Wet ambulancezorgvoorzieningen
Tijdens de behandeling van het voorstel voor de Wet ambulancezorgvoorzieningen op
24 juni 2020 (Kamerstuk 35 476; Handelingen II 2019/20, nr. 87, item 7) heeft mijn ambtsvoorganger toegezegd dat uw Kamer de impactanalyse nieuwe urgentie-indeling
van Ambulancezorg Nederland (AZN) ontvangt zodra deze gereed is.
De impactanalyse is inmiddels gereed. Ambulancezorg Nederland (AZN) heeft mij echter
laten weten dat er behoefte is aan een aanvullende analyse. Ik heb AZN gevraagd mij
de totale impactanalyse nadat deze is afgerond te doen toekomen. Daarna zal ik uw
Kamer informeren.
Referentiekader spreiding en beschikbaarheid ambulancezorg 2020
Op 1 oktober jongsteden heeft het Rijksinstituut voor Volksgezondheid en Milieu (RIVM)
mij het Referentiekader spreiding en beschikbaarheid ambulancezorg 2020 (hierna: referentiekader)
aangeboden, zie bijlage1. Dit referentiekader berekent het minimum aantal ambulances per regio waarmee de
ambulancezorg in Nederland kan worden uitgevoerd. Dit gebeurt op basis van een aantal
randvoorwaarden, zoals de tijd na een melding waarbinnen een ambulance ter plaatse
moet zijn en de spreiding van de standplaatsen over het land. Het referentiekader
is een hulpmiddel bij de jaarlijkse afspraken tussen regionale ambulancevoorzieningen
(RAV’s) en zorgverzekeraars in het kader van de zorginkoop.
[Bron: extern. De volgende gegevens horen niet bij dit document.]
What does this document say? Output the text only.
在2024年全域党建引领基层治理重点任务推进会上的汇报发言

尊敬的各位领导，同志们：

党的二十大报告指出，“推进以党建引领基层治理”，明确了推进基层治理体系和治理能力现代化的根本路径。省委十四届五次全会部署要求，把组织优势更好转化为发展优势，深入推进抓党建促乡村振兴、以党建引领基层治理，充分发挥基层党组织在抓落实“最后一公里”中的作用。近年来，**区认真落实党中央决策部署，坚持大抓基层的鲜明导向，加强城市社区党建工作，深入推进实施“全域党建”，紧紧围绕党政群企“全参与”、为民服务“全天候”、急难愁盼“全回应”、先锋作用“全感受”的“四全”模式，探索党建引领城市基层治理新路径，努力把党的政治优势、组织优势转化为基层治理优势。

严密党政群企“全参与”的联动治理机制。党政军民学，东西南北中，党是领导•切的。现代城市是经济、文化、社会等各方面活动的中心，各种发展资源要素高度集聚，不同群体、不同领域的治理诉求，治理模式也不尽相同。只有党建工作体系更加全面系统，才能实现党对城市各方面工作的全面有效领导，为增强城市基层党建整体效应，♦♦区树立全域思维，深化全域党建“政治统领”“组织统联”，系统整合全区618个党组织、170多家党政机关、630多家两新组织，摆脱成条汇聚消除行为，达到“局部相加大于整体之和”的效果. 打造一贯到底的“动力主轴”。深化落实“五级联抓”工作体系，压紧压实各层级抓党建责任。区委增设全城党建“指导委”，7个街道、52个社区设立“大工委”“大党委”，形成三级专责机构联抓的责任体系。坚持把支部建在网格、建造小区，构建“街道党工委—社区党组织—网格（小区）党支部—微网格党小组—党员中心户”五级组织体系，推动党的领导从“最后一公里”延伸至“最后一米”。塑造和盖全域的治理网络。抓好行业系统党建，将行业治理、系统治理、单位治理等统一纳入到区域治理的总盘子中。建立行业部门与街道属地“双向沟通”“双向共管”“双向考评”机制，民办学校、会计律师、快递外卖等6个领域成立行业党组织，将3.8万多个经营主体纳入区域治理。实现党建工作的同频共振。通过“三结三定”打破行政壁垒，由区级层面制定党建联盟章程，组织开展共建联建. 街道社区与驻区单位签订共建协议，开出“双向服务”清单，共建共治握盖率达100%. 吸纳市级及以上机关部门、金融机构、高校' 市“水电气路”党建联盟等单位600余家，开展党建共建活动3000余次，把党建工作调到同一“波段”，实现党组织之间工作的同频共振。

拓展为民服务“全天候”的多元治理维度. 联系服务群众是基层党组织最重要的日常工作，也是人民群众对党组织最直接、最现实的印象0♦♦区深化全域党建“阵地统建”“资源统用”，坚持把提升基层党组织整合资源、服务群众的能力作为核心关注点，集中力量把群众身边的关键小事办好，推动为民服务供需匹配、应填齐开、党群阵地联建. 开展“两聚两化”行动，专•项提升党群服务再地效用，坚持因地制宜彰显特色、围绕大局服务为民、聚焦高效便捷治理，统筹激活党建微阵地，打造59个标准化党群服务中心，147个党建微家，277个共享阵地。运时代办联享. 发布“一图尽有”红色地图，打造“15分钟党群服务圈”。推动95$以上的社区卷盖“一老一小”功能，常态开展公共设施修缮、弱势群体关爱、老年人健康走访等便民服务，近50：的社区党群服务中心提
Het staat deze partijen
vrij om, indien zij daar aanleiding toe zien, binnen regio’s voor een andere standplaatsindeling
en andere aantallen ambulances te kiezen.
Het RIVM heeft met nieuwe productiecijfers van de Nederlandse ambulancezorg, zijnde
de ritgegevens uit 2019, het referentiekader geactualiseerd. Daarnaast zijn de rekenmodellen
die ten grondslag liggen aan het referentiekader herzien. Hierover is uw Kamer op
23 juni 2020 geïnformeerd2. Het geactualiseerde referentiekader dat uitgaat van de herziene rekenmodellen brengt
een capaciteitsuitbreiding van 317 diensten met zich mee (een stijging van 3,5% ten
opzichte van het aantal diensten in het referentiekader 2019). Uit het rapport van
het RIVM blijkt dat dit verschillende oorzaken heeft:
– Het totaal aantal inzetten in 2019 is met 1,9% gestegen. Samen met de verandering
van de gemiddelde ritduur geeft dit een stijging van het totaal aantal uren ambulancezorg
van 3,3% ten opzichte van het jaar ervoor. Hierdoor zijn er voor heel Nederland 117
diensten extra nodig.
– Het standplaatsenmodel van het referentiekader is uitgebreid met acht extra standplaatsen.
Dit is nodig om ervoor te zorgen dat in alle RAV’s de dubbele dekking minstens 70%
is. Als gevolg hiervan zijn 168 extra diensten nodig.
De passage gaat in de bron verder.